Focal Therapy of Prostate Cancer

Nicolai Hübner; Shahrokh F. Shariat; Mesut Remzi


Curr Opin Urol. 2018;28(6):550-554. 

In This Article

Photodynamic Therapy

Photodynamic therapy (PDT) consists of an intravenous agent, which is subsequently activated by light to generate radical oxygens in the illuminated area, which in turn cause vascular necrosis.

Phase III data are available with 4 years of follow-up reported by Gill et al..[30] In this randomized controlled trial (RCT), 4013 men with low-risk PCa were randomized to receive either focal therapy with PCM301 (PDT) or active surveillance. PDT was associated with a significantly lower rate of cancer progression [hazard ratio 0.42, 95% confidence interval (95%CI) = 0.29–0.59, P < 0.001] and also a lower rate of conversion to radical therapy with 24 vs. 53% at 4 years (hazard ratio 0.31, 95% CI = 0.21–0.46, P < 0.001).[30] Functional outcomes were reported on the same study after 2 years of follow-up by Azzouzi et al. showing no significant difference in IPSS and IIEF-5 after 24months between the PDT and the active surveillance group (P = 0.64). Adverse events were higher in the PDT group, the most common of which were urinary tract infections and perineal pain. The latter occurred in 30 patients undergoing treatment and none for active surveillance.[31]
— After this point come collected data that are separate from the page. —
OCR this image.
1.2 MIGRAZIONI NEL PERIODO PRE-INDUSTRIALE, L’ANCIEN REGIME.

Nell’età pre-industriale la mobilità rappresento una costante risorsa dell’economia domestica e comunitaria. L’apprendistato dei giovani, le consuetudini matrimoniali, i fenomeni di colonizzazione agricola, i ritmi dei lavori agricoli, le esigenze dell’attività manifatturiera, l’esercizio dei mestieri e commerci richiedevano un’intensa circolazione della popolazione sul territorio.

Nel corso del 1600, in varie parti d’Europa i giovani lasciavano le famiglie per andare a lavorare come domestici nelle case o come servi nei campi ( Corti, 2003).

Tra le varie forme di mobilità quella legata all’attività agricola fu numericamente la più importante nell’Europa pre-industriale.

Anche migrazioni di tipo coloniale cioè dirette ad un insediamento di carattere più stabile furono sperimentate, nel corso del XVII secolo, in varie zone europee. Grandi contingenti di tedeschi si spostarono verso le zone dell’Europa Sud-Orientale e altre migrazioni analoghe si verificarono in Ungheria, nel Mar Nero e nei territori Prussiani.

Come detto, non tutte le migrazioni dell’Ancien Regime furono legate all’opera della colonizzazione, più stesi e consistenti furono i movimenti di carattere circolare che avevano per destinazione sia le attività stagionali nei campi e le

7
PDT is exclusive in that it has a phase III RCT showing safety, efficacy and decent oncologic outcome, yet it has only been used for low risk patients, with the active surveillance group showing a very high rate of progression. Also, patients must be protected from light during the procedure, and avoid direct sunlight for 48 h postoperatively to avoid further side effects. Further trials are currently ongoing including higher-grade tumours.